Runnels on the other hand was not known for his oaratorical skills, so his running mate for lieutenant governor, Francis R. Lubbock, did most of the campaigning.

==General election==

=== Candidates ===

- Sam Houston, U.S. Senator, former President of the Republic of Texas (Independent)
- Hardin R. Runnells, lieutenant governor, plantation owner, former Speaker of the Texas House of Representatives (Democratic)

=== Results ===

1857 Texas gubernatorial election
| Party |  | Candidate | Votes | % |
|---|---|---|---|---|
|  | Democratic | Hardin Richard Runnels | 32,552 | 57.94% |
|  | Independent | Sam Houston | 23,628 | 42.06% |
| Total votes |  |  | 61,180 | 100.00% |
|  | Democratic hold |  |  |  |

== Aftermath ==
On election night Houston was defeated by over 15%, the Democratic party interpreted this as a mandate to take an extreme stand and Runnels' course differed from that of outgoing governor, Elisha Pease. He issued ultimatums to the national government and threatened secession if his demands were not met.

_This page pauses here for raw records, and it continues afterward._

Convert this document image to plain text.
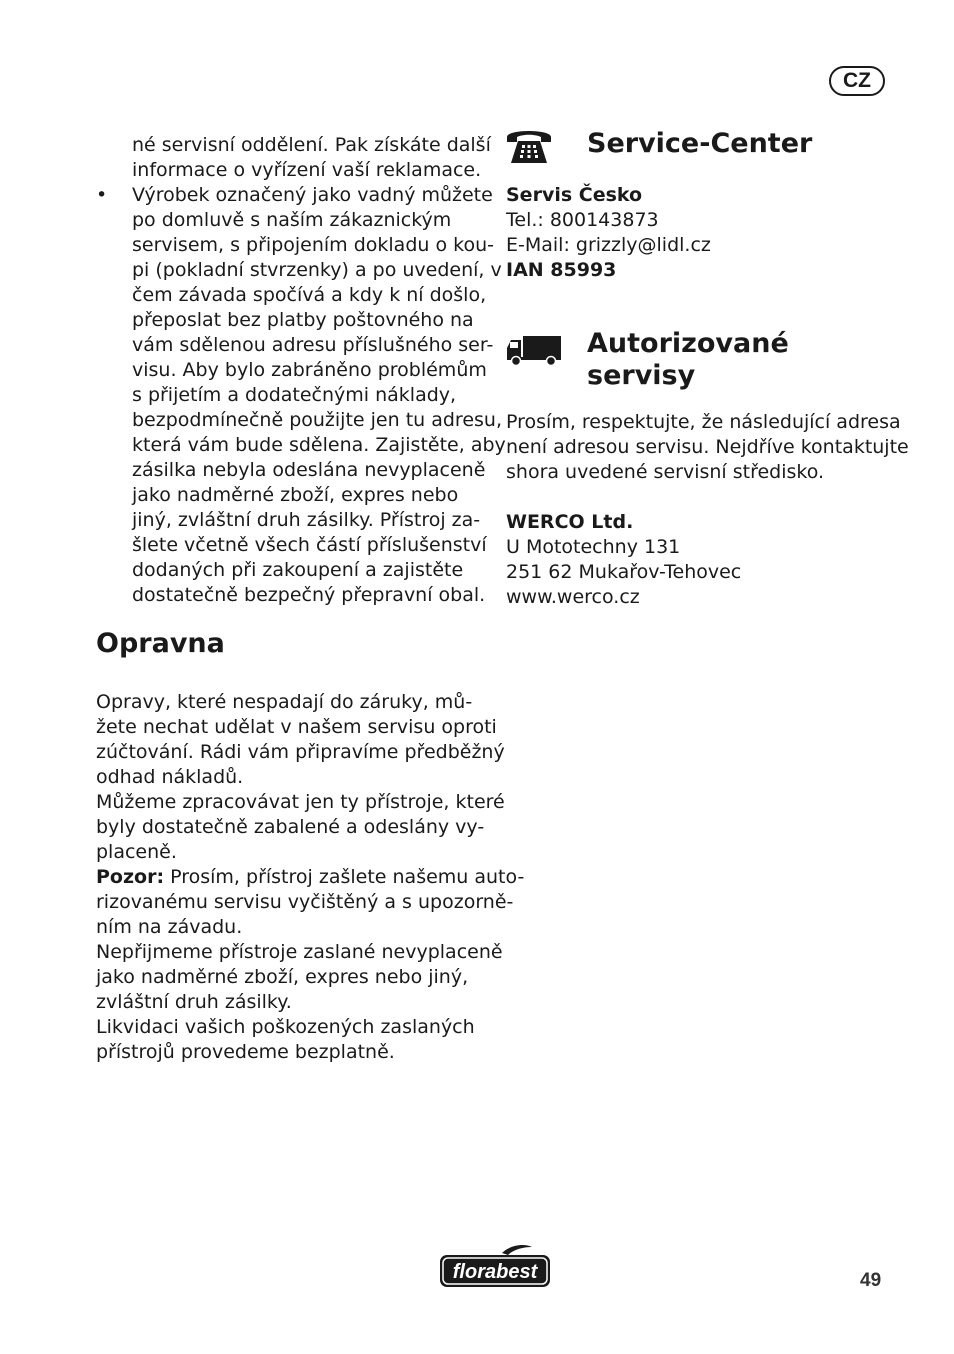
CZ
né servisní oddělení. Pak získáte další
informace o vyřízení vaší reklamace.
• Výrobek označený jako vadný můžete
po domluvě s naším zákaznickým
servisem, s připojením dokladu o kou-
pi (pokladní stvrzenky) a po uvedení, v
čem závada spočívá a kdy k ní došlo,
přeposlat bez platby poštovného na
vám sdělenou adresu příslušného ser-
visu. Aby bylo zabráněno problémům
s přijetím a dodatečnými náklady,
bezpodmínečně použijte jen tu adresu,
která vám bude sdělena. Zajistěte, aby
zásilka nebyla odeslána nevyplaceně
jako nadměrné zboží, expres nebo
jiný, zvláštní druh zásilky. Přístroj za-
šlete včetně všech částí příslušenství
dodaných při zakoupení a zajistěte
dostatečně bezpečný přepravní obal.
Opravna
Opravy, které nespadají do záruky, mů-
žete nechat udělat v našem servisu oproti
zúčtování. Rádi vám připravíme předběžný
odhad nákladů.
Můžeme zpracovávat jen ty přístroje, které
byly dostatečně zabalené a odeslány vy-
placeně.
Pozor: Prosím, přístroj zašlete našemu auto-
rizovanému servisu vyčištěný a s upozorně-
ním na závadu.
Nepřijmeme přístroje zaslané nevyplaceně
jako nadměrné zboží, expres nebo jiný,
zvláštní druh zásilky.
Likvidaci vašich poškozených zaslaných
přístrojů provedeme bezplatně.
Service-Center
Autorizované
servisy
Servis Česko
Tel.: 800143873
E-Mail: grizzly@lidl.cz
IAN 85993
Prosím, respektujte, že následující adresa
není adresou servisu. Nejdříve kontaktujte
shora uvedené servisní středisko.
WERCO Ltd.
U Mototechny 131
251 62 Mukařov-Tehovec
www.werco.cz
florabest	49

In his inaugural address, he demanded that Kansas be admitted as a slave state and warned that if this demand was not met the South would be justified in seceding from the Union. The slavery issue dominated state politics, but Runnels found his most pressing problem was Native Americans on the warpath. It was during his administration that the Texas Rangers were reorganized and strengthened to fight the Comanches and Kiowas.

However, many Texans were hesitant about the Democrats sudden embrace of Radicalism and Disunion, in particular its attempt to add reopening of the Trans-Atlantic Slave Trade to the party platform, as well as the increase in Indian hostilities on the frontier and in the next gubernatorial election Sam Houston was able to defeat Runnels by a similar margin.